Begrüßenswerterweise hat das LArbG Hamm festgestellt, dass die Stellung eines allgemeinen Feststellungsantrags nach § 256 ZPO der anwaltlichen Fürsorge entspricht.8 Die Gefahr, dass eine weitere Kündigung im Strudel der Ereignisse gerade beim Arbeitnehmer unbemerkt bleibt oder er einem Folgeschreiben des Arbeitgebers nicht diejenige Bedeutung beimisst, die diesem gebührt, ist im Laufe eines Kündigungsschutzverfahrens immer präsent. Folgekündigungen sind auch in der Praxis weit verbreitet. Es ist daher nur folgerichtig, dass Arbeitnehmervertreter mit der Stellung des allgemeinen Feststellungsantrags größtmögliche Sicherheit für ihre Mandanten erstreben. Diese nur der bemittelten, nicht jedoch der unbemittelten Partei zu gewähren, wäre tatsächlich nicht nachvollziehbar.

Fußnoten

1) LArbG Hamm, Beschl. v. 14.11.2017 – 5 Ta 555/17.

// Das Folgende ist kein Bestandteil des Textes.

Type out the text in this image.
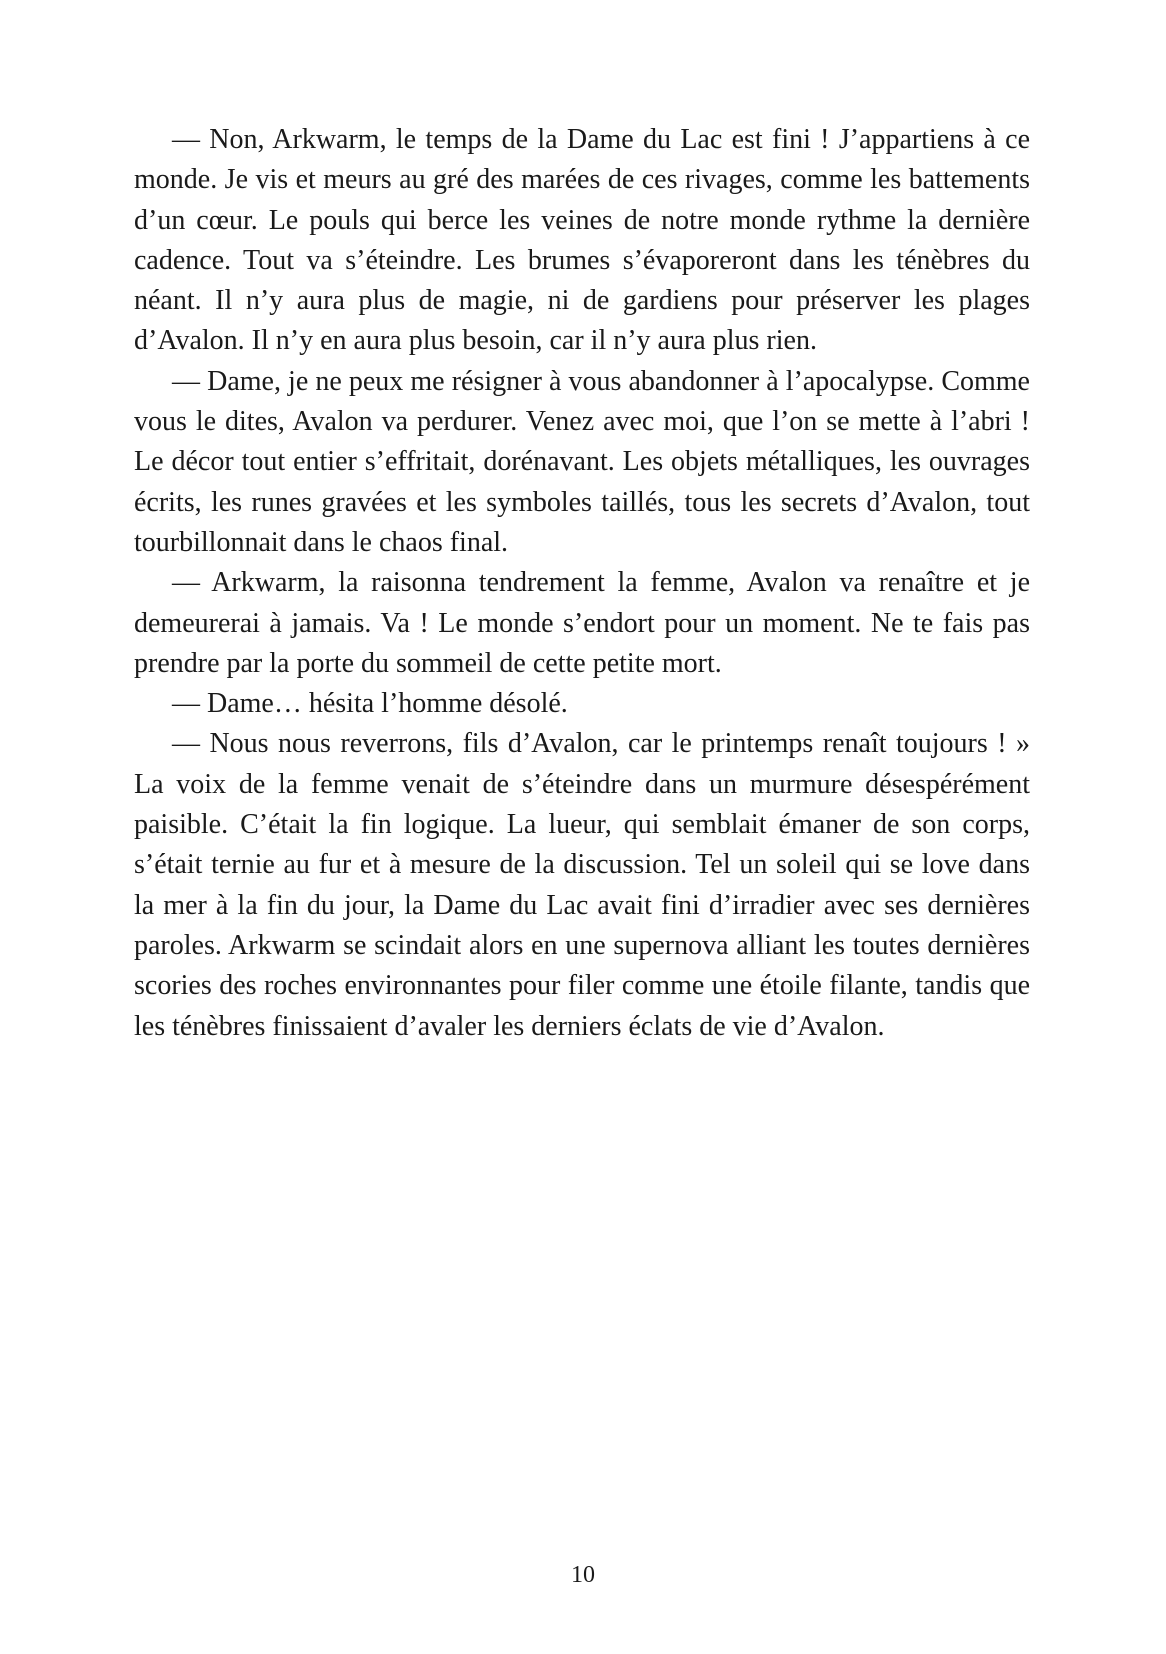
— Non, Arkwarm, le temps de la Dame du Lac est fini ! J’appartiens à ce monde. Je vis et meurs au gré des marées de ces rivages, comme les battements d’un cœur. Le pouls qui berce les veines de notre monde rythme la dernière cadence. Tout va s’éteindre. Les brumes s’évaporeront dans les ténèbres du néant. Il n’y aura plus de magie, ni de gardiens pour préserver les plages d’Avalon. Il n’y en aura plus besoin, car il n’y aura plus rien.

— Dame, je ne peux me résigner à vous abandonner à l’apocalypse. Comme vous le dites, Avalon va perdurer. Venez avec moi, que l’on se mette à l’abri ! Le décor tout entier s’effritait, dorénavant. Les objets métalliques, les ouvrages écrits, les runes gravées et les symboles taillés, tous les secrets d’Avalon, tout tourbillonnait dans le chaos final.

— Arkwarm, la raisonna tendrement la femme, Avalon va renaître et je demeurerai à jamais. Va ! Le monde s’endort pour un moment. Ne te fais pas prendre par la porte du sommeil de cette petite mort.

— Dame… hésita l’homme désolé.

— Nous nous reverrons, fils d’Avalon, car le printemps renaît toujours ! » La voix de la femme venait de s’éteindre dans un murmure désespérément paisible. C’était la fin logique. La lueur, qui semblait émaner de son corps, s’était ternie au fur et à mesure de la discussion. Tel un soleil qui se love dans la mer à la fin du jour, la Dame du Lac avait fini d’irradier avec ses dernières paroles. Arkwarm se scindait alors en une supernova alliant les toutes dernières scories des roches environnantes pour filer comme une étoile filante, tandis que les ténèbres finissaient d’avaler les derniers éclats de vie d’Avalon.

10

2) LArbG Hamm, Beschl. v. 14.11.2017 – 5 Ta 555/17.
3) BVerfG, Beschl. v. 13.03.1990 – 2 BvR 94/88 – BVerfGE 81, 347.
4) BAG, Urt. v. 18.12.2014 – 2 AZR 163/14 – BAGE 150, 234.
5) BAG, Urt. v. 18.12.2014 – 2 AZR 163/14 Rn. 24 m.V. auf BAG, Urt. v. 20.03.2014 – 2 AZR 1071/12 Rn. 18; BAG, Urt. v. 26.09.2013 – 2 AZR 682/12 Rn. 31 – BAGE 146, 161.
6) LArbG Frankfurt, Beschl. v. 09.11.2006 – 2 Ta 472/06.
7) LArbG Frankfurt, Beschl. v. 09.11.2006 – 2 Ta 472/06 Rn. 10.
8) LArbG Hamm, Beschl. v. 14.11.2017 – 5 Ta 555/17.